JOHANNESBURG (Reuters) – Demonstrators damaged seven of South African drug retailer Clicks Group’s (J:CLSJ) shops on Monday and forced others to close during protests over what they said was a racist advertisement posted on its website.

The advert by TRESemmé, a Unilever Plc (L:ULVR) brand, showed an image of African black hair which it described as “dry and damaged”, while an example of white hair was referred to as “fine and flat”.

The advert, posted on Clicks’ website on Friday, provoked a backlash on social media and the retailer removed it the same day. It apologized, as did TRESemmé South Africa.

But on Monday, protesters led by hard-left party Economic Freedom Fighters (EFF) demanded Clicks stores be shut for at least a week. Some wore EFF’s trademark red hard-hats and overalls and sung struggle songs outside Clicks stores.

“White people insult us and then they apologize, they think that’s the end. We are no longer going to accept any apology which is not accompanied by justice,” EFF leader Julius Malema told supporters outside a closed Clicks store in Polokwane in the province of Limpopo. “Who is punished for projecting black people as ugly people?”

Video footage on Twitter showed protesters toppling shelves and destroying products in one store. Another, in Witbank in Mpumalanga province, appeared to have suffered fire damage.
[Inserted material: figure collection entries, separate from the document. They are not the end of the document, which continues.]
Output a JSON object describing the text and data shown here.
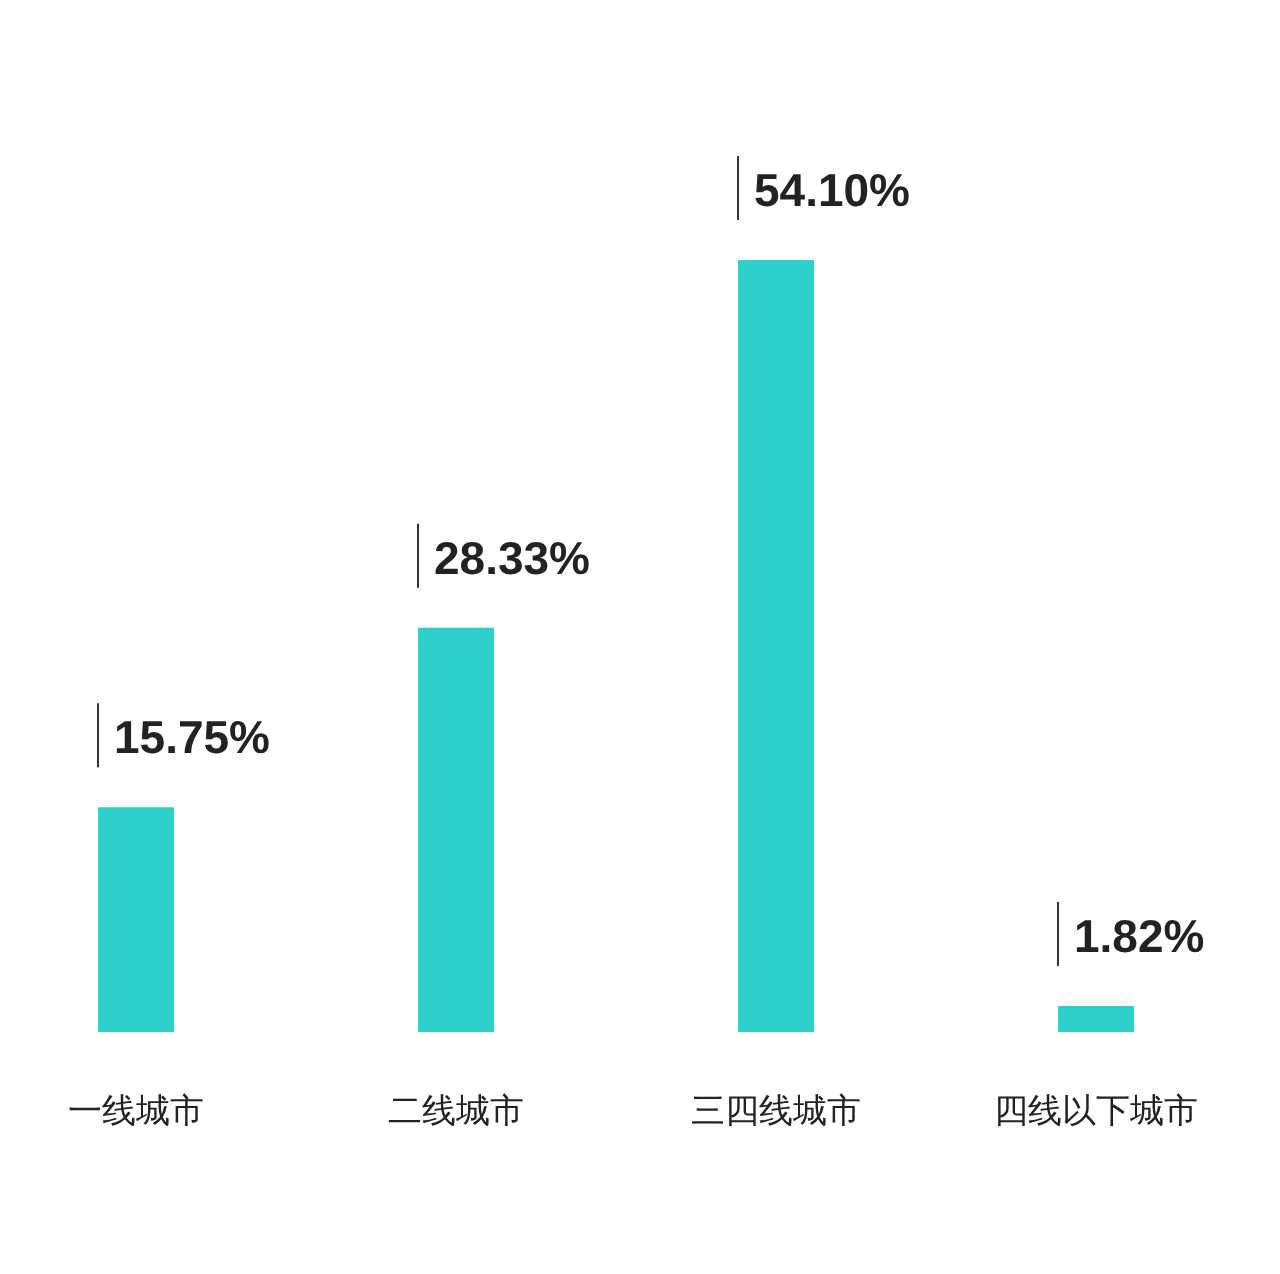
{
  "chart_data": {
    "type": "bar",
    "categories": [
      "一线城市",
      "二线城市",
      "三四线城市",
      "四线以下城市"
    ],
    "values": [
      15.75,
      28.33,
      54.1,
      1.82
    ],
    "color": "#2ecfcb",
    "value_labels": [
      "15.75%",
      "28.33%",
      "54.10%",
      "1.82%"
    ]
  }
}
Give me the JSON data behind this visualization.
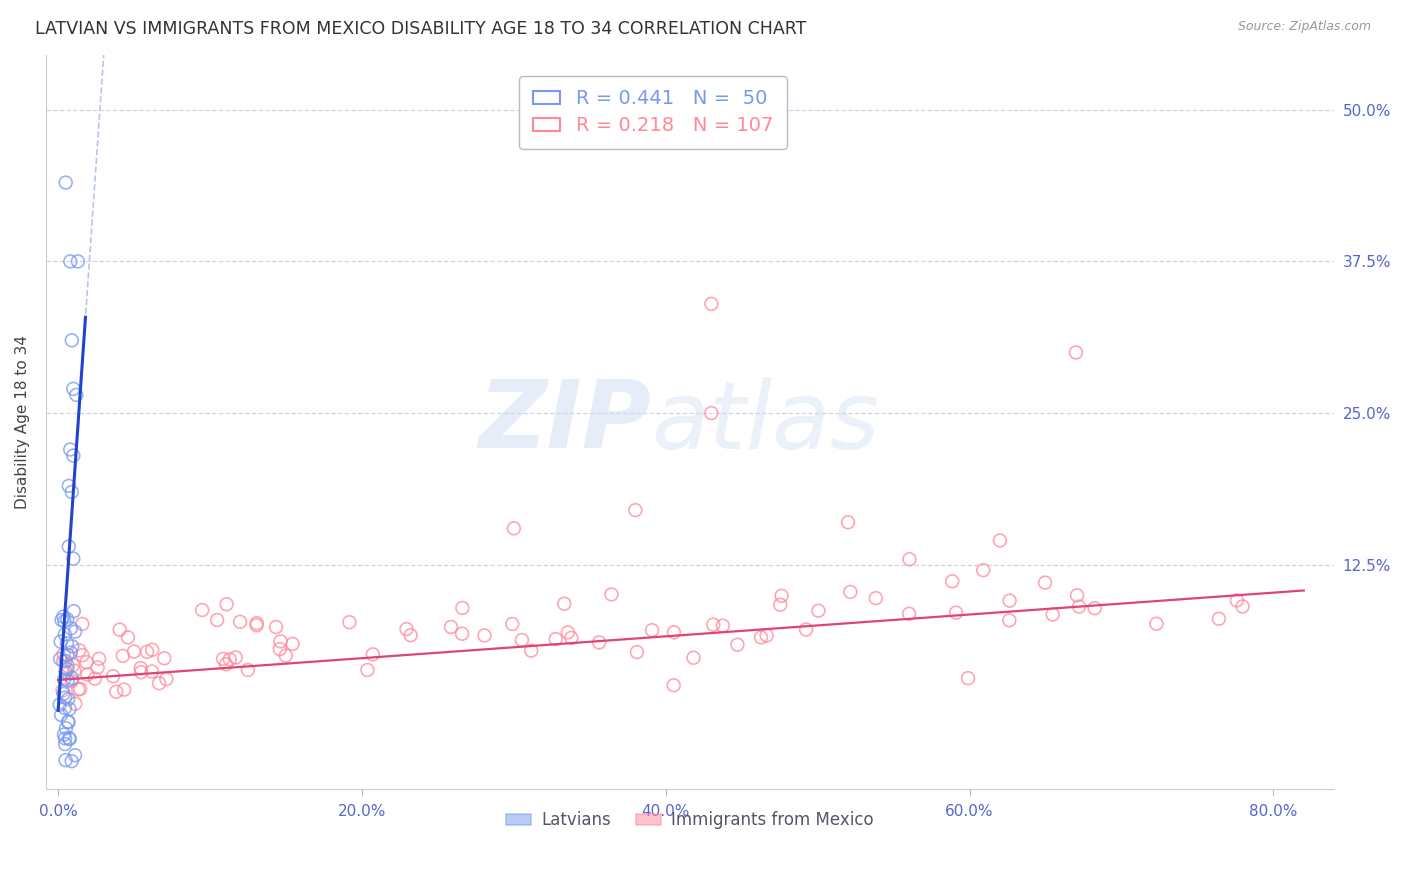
{
  "title": "LATVIAN VS IMMIGRANTS FROM MEXICO DISABILITY AGE 18 TO 34 CORRELATION CHART",
  "source": "Source: ZipAtlas.com",
  "ylabel": "Disability Age 18 to 34",
  "xlabel_ticks": [
    "0.0%",
    "20.0%",
    "40.0%",
    "60.0%",
    "80.0%"
  ],
  "xlabel_vals": [
    0.0,
    0.2,
    0.4,
    0.6,
    0.8
  ],
  "ylabel_ticks": [
    "12.5%",
    "25.0%",
    "37.5%",
    "50.0%"
  ],
  "ylabel_vals": [
    0.125,
    0.25,
    0.375,
    0.5
  ],
  "xlim": [
    -0.008,
    0.84
  ],
  "ylim": [
    -0.06,
    0.545
  ],
  "latvian_color": "#7799ee",
  "mexico_color": "#ff8899",
  "latvian_line_color": "#2244cc",
  "mexico_line_color": "#dd4477",
  "latvian_dash_color": "#aabbee",
  "latvian_R": 0.441,
  "latvian_N": 50,
  "mexico_R": 0.218,
  "mexico_N": 107,
  "legend_labels": [
    "Latvians",
    "Immigrants from Mexico"
  ],
  "watermark_ZIP": "ZIP",
  "watermark_atlas": "atlas",
  "title_fontsize": 12.5,
  "label_fontsize": 11,
  "tick_fontsize": 11,
  "tick_color": "#5566cc",
  "background_color": "#ffffff"
}
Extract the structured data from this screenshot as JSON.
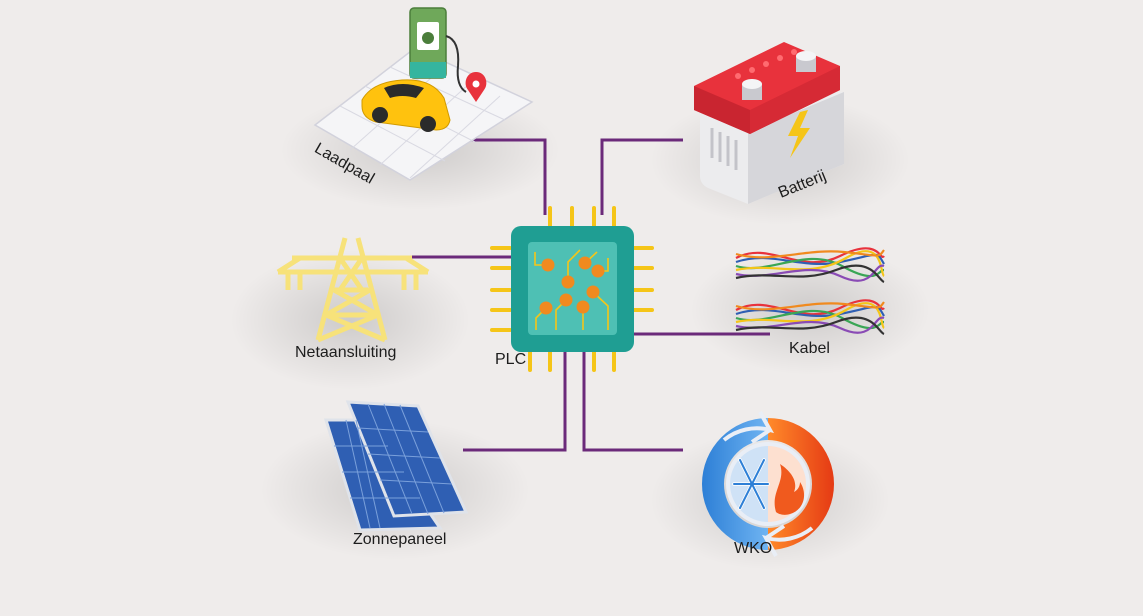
{
  "diagram": {
    "center": {
      "label": "PLC"
    },
    "nodes": [
      {
        "id": "laadpaal",
        "label": "Laadpaal",
        "icon": "ev-charging-station-icon"
      },
      {
        "id": "batterij",
        "label": "Batterij",
        "icon": "car-battery-icon"
      },
      {
        "id": "netaansluiting",
        "label": "Netaansluiting",
        "icon": "power-pylon-icon"
      },
      {
        "id": "kabel",
        "label": "Kabel",
        "icon": "colored-cables-icon"
      },
      {
        "id": "zonnepaneel",
        "label": "Zonnepaneel",
        "icon": "solar-panel-icon"
      },
      {
        "id": "wko",
        "label": "WKO",
        "icon": "heat-cold-storage-icon"
      }
    ],
    "edges": [
      {
        "from": "laadpaal",
        "to": "plc"
      },
      {
        "from": "batterij",
        "to": "plc"
      },
      {
        "from": "netaansluiting",
        "to": "plc"
      },
      {
        "from": "kabel",
        "to": "plc"
      },
      {
        "from": "zonnepaneel",
        "to": "plc"
      },
      {
        "from": "wko",
        "to": "plc"
      }
    ]
  },
  "colors": {
    "background": "#efeceb",
    "connector": "#6b2a7a",
    "chip": "#1f9e93",
    "chip_pins": "#f5c518",
    "chip_nodes": "#f08a1f",
    "battery_top": "#e8323c",
    "pylon": "#f7e27a",
    "solar": "#2f5fb3",
    "wko_cold": "#3b8fe0",
    "wko_hot": "#f05a1e"
  }
}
Clicks said there were protests at 37 stores in Kwa-Zulu Natal, Gauteng and Western Cape provinces. Seven stores were damaged. It was not clear which stores had shut.

“The negligent employees have been suspended, and we have engaged the supplier, who has now also issued an apology,” Clicks Chief Executive Vikesh Ramsunder said of the advert.

Facing accusations of racial prejudice, Unilever said in June it would drop the word “fair” from its “Fair & Lovely” skin lightening products.

Many makers of consumer packaged goods have reconsidered their marketing following global protests against racial injustice. Several brands have scrapped Black advertising mascots.